The Oconto County Reporter emailed the DNR’s press office asking about the contract Wednesday morning.
However, Alderman Al Schreiber had been in contact on and off with the DNR on Wednesday and he believes that is why Perrizo received an email from VanLanduyt on Wednesday night, Perrizo said.
“Regardless, we are in the process of setting up a meeting to discuss getting a contract back in place,” she added.
Pearson said VanLanduyt — the Recreation Partnerships, External Relations and Communication section Chief for the DNR’s Bureau of Parks — and DNR employee Mike Duke, who will be the new contact for the city concerning the park, will be working to get a new agreement executed.
“That will take some time to restart what we had worked on in 2018,” she said.
Bostedt said he would like the city to get at least $3,000 to $4,000 more a year, saying $1,000 is nowhere near sufficient.
“I don’t think we’re being unreasonable (in) asking for a fair contract,” he said. “We’re just looking for enough to cover what we’re trying to do out there.”
The park is used more than people might think, Bostedt added. Visitors have lunch at the pavilion, go on walks, come out to walk their dog, and of course, visit the museum.
He said Parks employees clean the bathrooms — now three times a day in the COVID-19 era — clean trails, restock paper products, empty garbage, mow, and paint and repair signs.
“We take care of that park like we take care of the city’s parks,” Bostedt said.
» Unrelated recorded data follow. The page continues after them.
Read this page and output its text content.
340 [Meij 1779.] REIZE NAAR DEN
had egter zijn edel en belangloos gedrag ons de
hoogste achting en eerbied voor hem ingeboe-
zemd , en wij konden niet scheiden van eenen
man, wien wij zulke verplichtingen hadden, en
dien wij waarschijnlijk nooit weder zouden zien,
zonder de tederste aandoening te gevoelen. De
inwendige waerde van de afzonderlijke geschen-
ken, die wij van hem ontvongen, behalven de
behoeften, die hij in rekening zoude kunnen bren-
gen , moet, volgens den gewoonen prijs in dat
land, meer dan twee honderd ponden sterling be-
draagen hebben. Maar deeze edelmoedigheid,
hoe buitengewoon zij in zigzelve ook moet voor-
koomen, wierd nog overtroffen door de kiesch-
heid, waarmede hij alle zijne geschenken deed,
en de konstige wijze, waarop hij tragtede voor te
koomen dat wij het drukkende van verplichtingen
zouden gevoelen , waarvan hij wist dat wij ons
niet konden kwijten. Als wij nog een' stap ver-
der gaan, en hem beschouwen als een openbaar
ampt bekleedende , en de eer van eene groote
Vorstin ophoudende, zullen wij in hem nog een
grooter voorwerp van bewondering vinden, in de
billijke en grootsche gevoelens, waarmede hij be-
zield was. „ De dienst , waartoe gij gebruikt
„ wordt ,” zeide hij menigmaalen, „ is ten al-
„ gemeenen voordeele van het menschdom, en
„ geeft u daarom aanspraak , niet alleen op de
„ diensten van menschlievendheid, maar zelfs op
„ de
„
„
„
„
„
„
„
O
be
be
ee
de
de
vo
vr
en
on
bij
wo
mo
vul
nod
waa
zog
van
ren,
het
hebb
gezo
Bostedt explained things came to a head last fall after the city received $3,600 from the DNR, as it had in previous years, but again no communication from the agency. The Parks and Recreation Committee later voted to recommend the council sever the contract.
The council modified that recommendation at the COW meeting, and its on the agenda for final approval for April 20.
Bostedt said he understood there were personnel changes at the DNR.
“But then don’t make a promise that you’re not going to keep, or a least going to hand it off to someone,” he said.